Could the dead people in heaven see in the dark? I hoped not, but you never knew. I certainly did not want my father to lose any sleep on my account. He had always said he needed his eight hours. But just in case there was anybody up there hoping for news, I pulled the covers over my head and said out loud: ‘Don't worry! I'm all right!'

I wasn't, you know. All right. Not for long, anyway, though longer than I had thought, waking up, as it seemed to me, no more than five minutes later: until I looked at my clock numbers, shining green in the blackness, and discovered it was ten minutes past eleven.
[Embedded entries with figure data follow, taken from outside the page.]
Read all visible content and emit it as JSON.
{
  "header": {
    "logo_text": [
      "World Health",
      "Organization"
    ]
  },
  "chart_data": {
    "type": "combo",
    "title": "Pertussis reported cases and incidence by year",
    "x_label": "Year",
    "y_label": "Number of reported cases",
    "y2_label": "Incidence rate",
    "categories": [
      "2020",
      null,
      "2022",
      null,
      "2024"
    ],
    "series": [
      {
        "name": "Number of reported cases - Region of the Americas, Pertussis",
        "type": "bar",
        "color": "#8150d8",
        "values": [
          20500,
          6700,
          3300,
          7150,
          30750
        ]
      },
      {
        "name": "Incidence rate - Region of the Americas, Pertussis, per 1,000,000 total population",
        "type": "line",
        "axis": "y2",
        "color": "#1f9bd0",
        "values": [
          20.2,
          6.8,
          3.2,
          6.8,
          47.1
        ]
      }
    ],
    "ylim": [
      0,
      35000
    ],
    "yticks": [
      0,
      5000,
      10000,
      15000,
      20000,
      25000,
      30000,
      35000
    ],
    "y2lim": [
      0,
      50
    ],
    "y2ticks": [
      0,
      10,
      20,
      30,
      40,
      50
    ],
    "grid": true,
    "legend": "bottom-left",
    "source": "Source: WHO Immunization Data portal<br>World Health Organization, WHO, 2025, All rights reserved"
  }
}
Hunger was what had awakened me, together with the certainty that without food, instanter, I should not last out the night. Hunger and a revelation. I had been dreaming, sort of, of Miss Barker and Ludwig and Amadeus and Ivor, and of straining in vain to remember the names, one on each side of the printed music, of ‘The Birth of the Blues'. Though I didn't manage to recall either, I did remember something else.

I remembered that inside my music case, along with the great composers, there was a whipped cream walnut, purchased on my way home from my last music lesson and then – difficult as it was to believe – overlooked in all the hoo-ha of moving. Fully awake now, I pictured it in the case as clearly as if I could have reached out and taken it in my hand, its chocolate smell by now tempered with a
soupçon
of cowhide, but none the worse for that; its taste, conceivably, made even more ambrosial by a week spent sandwiched between ‘Rondo alla Turca' and ‘An die ferne Geliebte'. Fears of waking up the household, of having to explain to Miss Gosse and, much worse, to Mrs Benyon, faded in comparison with the prospect of biting off the gleaming walnut which crowned that mini-pyramid, of nibbling the swirled chocolate to get at the delicious goo within. Alive with anticipation, I scrambled up the slope that led out of bed, felt for my torch, and gingerly opened the bedroom door.